Braccato da tutte le polizie europee, nella sua lunga fuga da Berlino, Anis Amri forse aveva in mente una meta siciliana: Catania. Di sicuro Sesto San Giovanni non era la sua destinazione finale, ma soltanto una tappa di passaggio. Secondo un’indagine ancora top secret – rilanciata in anteprima dal sito “Tribupress”– il terrorista autore della strage al mercatino di Natale di Berlino avrebbe potuto contare su una rete di contatti anche in Sicilia, proprio nella città alle falde dell’Etna.
Secondo le ricostruzioni finora raccolte, Amri, dopo aver lanciato il camion a tutta velocità contro la folla radunata nel mercatino di Charlottensburg, quartiere di Berlino Ovest, ha organizzato il suo viaggio per sfuggire all’arresto. Aveva in mente una destinazione precisa? I primi passi dimostrano di sì. Viaggia in treno dalla Germania alla Francia, per poi dirigersi a Torino. Le telecamere della stazione piemontese lo riprendono nel momento in cui compra i biglietti dal dispenser automatico. L’occhio elettronico registra un primo tentativo di comprare un biglietto per Roma. Poi, cambia idea e decide di acquistare il ticket per Milano, per poi dirigersi a Sesto San Giovanni. Cerca rifugio e non lo trova? Poi, a notte fonda, prova ad entrare nella stazione ormai chiusa.

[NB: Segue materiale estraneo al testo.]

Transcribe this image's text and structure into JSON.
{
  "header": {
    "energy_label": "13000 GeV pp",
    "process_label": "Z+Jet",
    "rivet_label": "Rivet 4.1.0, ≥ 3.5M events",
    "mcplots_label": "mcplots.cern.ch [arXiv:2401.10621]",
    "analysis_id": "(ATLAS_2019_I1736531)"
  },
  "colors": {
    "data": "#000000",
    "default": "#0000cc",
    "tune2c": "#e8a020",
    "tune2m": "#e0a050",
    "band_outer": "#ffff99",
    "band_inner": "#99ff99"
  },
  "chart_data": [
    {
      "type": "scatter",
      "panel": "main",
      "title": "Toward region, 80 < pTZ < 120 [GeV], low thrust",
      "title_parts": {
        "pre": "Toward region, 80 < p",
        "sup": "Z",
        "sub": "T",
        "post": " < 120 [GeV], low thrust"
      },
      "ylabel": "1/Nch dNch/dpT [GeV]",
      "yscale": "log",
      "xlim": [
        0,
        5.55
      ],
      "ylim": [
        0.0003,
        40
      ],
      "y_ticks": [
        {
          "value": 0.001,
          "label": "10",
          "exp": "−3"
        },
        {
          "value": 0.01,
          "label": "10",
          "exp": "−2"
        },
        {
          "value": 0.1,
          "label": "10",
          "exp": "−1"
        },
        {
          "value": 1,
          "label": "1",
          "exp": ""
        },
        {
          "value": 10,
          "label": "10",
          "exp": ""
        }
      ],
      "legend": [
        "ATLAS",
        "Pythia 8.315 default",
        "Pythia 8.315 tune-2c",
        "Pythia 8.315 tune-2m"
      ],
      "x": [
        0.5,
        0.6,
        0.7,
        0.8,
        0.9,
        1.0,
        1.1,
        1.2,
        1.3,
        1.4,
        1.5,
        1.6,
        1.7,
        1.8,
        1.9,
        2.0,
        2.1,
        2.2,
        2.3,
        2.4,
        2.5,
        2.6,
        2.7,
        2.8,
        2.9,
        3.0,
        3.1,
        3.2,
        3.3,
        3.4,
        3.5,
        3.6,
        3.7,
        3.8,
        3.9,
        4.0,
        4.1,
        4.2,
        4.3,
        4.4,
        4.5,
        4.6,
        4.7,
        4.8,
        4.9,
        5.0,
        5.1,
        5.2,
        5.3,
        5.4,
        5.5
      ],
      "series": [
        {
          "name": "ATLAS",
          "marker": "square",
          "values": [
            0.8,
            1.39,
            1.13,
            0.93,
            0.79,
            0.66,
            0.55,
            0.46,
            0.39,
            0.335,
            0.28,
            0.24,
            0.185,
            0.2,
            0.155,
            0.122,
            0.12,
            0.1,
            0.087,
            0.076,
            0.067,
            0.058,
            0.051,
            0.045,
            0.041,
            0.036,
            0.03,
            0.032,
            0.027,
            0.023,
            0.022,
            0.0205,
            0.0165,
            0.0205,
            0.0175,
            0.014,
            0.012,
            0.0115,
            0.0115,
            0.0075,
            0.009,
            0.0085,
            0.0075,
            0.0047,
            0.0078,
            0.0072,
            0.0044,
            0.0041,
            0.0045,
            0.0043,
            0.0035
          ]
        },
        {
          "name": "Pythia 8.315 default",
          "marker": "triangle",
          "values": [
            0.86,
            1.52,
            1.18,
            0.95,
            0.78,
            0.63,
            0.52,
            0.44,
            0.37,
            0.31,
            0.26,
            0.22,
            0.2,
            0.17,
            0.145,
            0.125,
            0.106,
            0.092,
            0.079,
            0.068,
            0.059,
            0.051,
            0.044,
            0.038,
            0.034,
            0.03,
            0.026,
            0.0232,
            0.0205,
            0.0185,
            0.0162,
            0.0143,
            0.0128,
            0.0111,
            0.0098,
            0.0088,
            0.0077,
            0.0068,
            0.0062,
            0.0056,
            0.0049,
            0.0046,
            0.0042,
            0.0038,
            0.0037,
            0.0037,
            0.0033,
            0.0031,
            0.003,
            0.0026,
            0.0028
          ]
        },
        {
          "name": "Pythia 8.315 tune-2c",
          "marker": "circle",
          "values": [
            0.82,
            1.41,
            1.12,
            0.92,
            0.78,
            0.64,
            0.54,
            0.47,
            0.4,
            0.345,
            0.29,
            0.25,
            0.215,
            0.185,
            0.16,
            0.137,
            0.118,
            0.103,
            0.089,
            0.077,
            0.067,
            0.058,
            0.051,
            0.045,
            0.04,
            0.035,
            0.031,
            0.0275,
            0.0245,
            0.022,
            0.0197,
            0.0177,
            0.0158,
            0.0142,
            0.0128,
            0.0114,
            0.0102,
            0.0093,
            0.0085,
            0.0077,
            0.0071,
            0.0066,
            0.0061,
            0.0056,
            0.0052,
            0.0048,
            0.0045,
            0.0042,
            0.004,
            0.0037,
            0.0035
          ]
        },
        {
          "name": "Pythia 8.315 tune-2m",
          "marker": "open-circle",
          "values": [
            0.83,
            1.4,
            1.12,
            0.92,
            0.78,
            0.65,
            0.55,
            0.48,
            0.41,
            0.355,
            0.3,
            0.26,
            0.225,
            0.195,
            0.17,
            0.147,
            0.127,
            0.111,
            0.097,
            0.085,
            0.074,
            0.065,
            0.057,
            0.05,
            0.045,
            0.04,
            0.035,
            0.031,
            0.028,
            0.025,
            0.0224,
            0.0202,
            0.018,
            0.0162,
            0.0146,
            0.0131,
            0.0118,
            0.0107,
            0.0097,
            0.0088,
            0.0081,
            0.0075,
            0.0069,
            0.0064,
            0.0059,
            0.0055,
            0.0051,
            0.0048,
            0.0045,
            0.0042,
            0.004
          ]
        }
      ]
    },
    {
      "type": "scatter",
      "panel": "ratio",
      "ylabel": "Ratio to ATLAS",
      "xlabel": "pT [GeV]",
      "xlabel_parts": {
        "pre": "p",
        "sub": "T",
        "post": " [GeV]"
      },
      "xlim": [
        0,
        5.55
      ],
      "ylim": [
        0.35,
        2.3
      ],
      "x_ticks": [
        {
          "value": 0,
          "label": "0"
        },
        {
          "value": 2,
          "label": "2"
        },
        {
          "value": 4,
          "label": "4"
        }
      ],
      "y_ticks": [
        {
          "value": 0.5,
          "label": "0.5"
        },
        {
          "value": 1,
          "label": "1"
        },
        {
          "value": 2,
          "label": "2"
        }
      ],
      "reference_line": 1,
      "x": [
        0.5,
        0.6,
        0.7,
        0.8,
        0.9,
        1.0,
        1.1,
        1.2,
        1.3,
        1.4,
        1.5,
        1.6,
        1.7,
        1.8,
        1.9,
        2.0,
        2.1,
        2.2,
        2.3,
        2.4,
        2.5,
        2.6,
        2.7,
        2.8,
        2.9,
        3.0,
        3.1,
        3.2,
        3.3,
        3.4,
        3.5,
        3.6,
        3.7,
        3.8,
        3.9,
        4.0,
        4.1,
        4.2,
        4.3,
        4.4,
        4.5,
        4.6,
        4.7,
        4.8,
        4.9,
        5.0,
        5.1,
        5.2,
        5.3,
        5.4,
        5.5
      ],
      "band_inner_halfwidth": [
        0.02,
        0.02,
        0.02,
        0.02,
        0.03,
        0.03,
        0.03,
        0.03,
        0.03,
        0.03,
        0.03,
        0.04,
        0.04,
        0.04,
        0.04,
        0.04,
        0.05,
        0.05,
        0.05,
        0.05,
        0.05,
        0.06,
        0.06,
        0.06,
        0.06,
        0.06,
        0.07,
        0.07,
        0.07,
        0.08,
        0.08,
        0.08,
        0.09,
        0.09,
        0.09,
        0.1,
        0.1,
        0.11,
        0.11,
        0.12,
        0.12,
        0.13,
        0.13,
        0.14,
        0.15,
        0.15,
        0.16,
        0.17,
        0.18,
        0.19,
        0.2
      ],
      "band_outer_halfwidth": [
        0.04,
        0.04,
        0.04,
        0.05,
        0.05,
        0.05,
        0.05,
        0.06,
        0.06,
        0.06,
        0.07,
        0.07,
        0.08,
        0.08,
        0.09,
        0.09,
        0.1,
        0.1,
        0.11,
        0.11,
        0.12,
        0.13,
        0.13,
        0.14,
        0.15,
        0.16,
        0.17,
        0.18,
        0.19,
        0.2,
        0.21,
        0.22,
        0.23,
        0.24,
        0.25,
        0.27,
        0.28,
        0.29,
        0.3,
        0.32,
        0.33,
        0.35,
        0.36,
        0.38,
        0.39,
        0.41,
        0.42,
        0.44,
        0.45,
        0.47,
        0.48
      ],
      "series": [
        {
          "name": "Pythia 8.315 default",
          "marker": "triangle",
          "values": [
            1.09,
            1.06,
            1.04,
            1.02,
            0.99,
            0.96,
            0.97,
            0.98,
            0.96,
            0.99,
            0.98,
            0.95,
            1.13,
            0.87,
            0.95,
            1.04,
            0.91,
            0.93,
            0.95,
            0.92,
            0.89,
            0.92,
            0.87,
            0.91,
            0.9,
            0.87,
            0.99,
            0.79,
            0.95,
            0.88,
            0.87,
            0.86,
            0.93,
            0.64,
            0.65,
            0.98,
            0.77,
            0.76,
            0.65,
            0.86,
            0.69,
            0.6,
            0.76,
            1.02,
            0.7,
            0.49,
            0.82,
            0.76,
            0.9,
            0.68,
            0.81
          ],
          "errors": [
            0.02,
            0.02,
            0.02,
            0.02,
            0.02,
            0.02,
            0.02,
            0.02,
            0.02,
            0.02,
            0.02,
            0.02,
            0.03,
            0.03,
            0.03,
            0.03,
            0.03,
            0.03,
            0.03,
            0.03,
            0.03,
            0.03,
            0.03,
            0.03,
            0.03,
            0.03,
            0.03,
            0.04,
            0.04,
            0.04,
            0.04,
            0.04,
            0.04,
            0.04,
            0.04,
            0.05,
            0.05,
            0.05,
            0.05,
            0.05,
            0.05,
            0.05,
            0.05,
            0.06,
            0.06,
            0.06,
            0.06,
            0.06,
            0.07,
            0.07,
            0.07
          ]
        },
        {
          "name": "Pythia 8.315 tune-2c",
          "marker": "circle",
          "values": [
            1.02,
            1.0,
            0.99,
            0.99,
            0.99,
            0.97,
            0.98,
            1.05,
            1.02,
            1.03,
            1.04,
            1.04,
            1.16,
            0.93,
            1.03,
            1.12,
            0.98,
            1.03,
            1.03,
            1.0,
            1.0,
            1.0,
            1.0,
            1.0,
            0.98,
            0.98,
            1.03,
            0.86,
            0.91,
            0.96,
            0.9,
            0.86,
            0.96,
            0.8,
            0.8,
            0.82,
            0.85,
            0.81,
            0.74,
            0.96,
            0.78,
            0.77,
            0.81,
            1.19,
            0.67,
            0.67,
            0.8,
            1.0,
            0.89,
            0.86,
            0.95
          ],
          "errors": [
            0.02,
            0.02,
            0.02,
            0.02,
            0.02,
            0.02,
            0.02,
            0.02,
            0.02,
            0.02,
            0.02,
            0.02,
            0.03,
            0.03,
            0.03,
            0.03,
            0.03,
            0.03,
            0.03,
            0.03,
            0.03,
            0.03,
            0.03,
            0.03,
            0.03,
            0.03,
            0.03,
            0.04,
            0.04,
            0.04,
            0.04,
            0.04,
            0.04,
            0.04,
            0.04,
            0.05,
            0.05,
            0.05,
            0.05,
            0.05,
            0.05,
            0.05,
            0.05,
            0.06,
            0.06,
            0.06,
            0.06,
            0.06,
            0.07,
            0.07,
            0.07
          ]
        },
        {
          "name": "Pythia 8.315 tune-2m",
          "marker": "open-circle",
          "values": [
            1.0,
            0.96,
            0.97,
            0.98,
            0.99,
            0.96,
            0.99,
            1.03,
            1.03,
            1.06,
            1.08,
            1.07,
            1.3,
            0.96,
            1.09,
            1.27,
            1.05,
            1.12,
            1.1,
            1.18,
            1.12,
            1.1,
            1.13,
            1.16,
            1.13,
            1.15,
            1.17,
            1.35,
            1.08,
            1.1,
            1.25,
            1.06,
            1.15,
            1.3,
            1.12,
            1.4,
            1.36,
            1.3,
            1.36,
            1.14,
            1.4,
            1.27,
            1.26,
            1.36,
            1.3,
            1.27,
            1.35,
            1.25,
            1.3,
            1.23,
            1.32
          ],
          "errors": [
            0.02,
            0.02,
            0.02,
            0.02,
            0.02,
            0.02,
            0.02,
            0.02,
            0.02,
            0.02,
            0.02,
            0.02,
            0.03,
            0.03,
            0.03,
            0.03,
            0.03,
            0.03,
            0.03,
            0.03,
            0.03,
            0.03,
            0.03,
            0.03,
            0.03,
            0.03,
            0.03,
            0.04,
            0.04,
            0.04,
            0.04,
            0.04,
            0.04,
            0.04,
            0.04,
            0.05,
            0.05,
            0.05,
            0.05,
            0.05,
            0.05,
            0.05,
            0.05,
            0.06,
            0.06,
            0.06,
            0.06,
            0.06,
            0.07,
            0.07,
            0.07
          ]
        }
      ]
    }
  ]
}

L’ipotesi ventilata è che Amri cercasse un contatto con una “cellula” logistica in grado di ospitarlo e proteggerlo dalle polizie di tutta Europa sguinzagliate sulle sue tracce. Ora la novità: dalla Lombardia, Amri avrebbe dovuto raggiungere la Sicilia e rifugiarsi a Catania. L’indagine viene definita “riservatissima”. Su che tipo di appoggi logistici avrebbe potuto contare Amri alle falde dell’Etna? Il contesto è ancora tutto da definire ma per grandi linee si immagina l’esistenza di una rete “integrata” nei centri di accoglienza. Probabilmente si tratta di battitori liberi che hanno fornito generalità false e offerto una data di nascita diversa da quella vera. La rete in contatto con Amri si sarebbe dunque mimetizzata tra i migranti e i minori ospitati in provincia di Catania.
Da quel che racconta “tribupress”, le cellule logistiche dell’integralismo islamico potrebbero contare anche su un sostegno di carattere “politico” da parte di gruppi attivi nei centri sociali. Inchieste recenti mostrano contatti tra la rete antagonista e di alcuni profughi siriani radicalizzati (status politico certificato dall’allora procuratore di Catania, Giovanni Salvi). Non va dimenticato che soltanto tre anni fa la Procura di Bari portò alla luce una rete “tunisina” – stessa nazionalità di Amri – di jihadisti che si addestravano nelle basi improvvisate di Andria e di Scordia, a pochi chilometri da Catania. Il livello di guardia per l’allarme terrorismo è stato alzato già da alcuni giorni a “livello 2”. Anche a Catania verranno applicate le misure previste dal protocollo. Perchè Amri voleva tornare in Sicilia? Gli investigatori valutano un ventaglio di ipotesi. C’è il sospetto che il terrorista avrebbe tentato – grazie ai suoi contatti con gli “ospiti” dei centri di accoglienza del catanese – di approfittare di un prossimo, probabile, certo, sbarco di migranti per ricostruirsi una nuova identità. Certo, l’Italia da mesi inviava alert all’antiterrorismo di Berlino sulla pericolosità del ragazzo. Dopo l’attentato del 19 dicembre, tutte le polizie europee erano in possesso dei suoi dati antropometrici, anche delle sue impronte digitali. Ma Amri avrebbe tentato lo stesso di riciclarsi e reimmettersi nel “mercato” del jihadismo. Si sarebbe chiuso il cerchio. Entrato in Europa da Lampedusa nel 2011, sarebbe “riapparso” nuovamente con gli sbarchi sulla costa est della Sicilia. Confondersi con l’ondata prossima ventura di migranti appare una missione al limite dell’ impossibile. Ma quel jihadista aveva dimostrato di sapersi muovere in clandestinità e bucare ogni controllo, attraversando in lungo e largo l’Europa, prima dell’appuntamento con la morte a Sesto San Giovanni.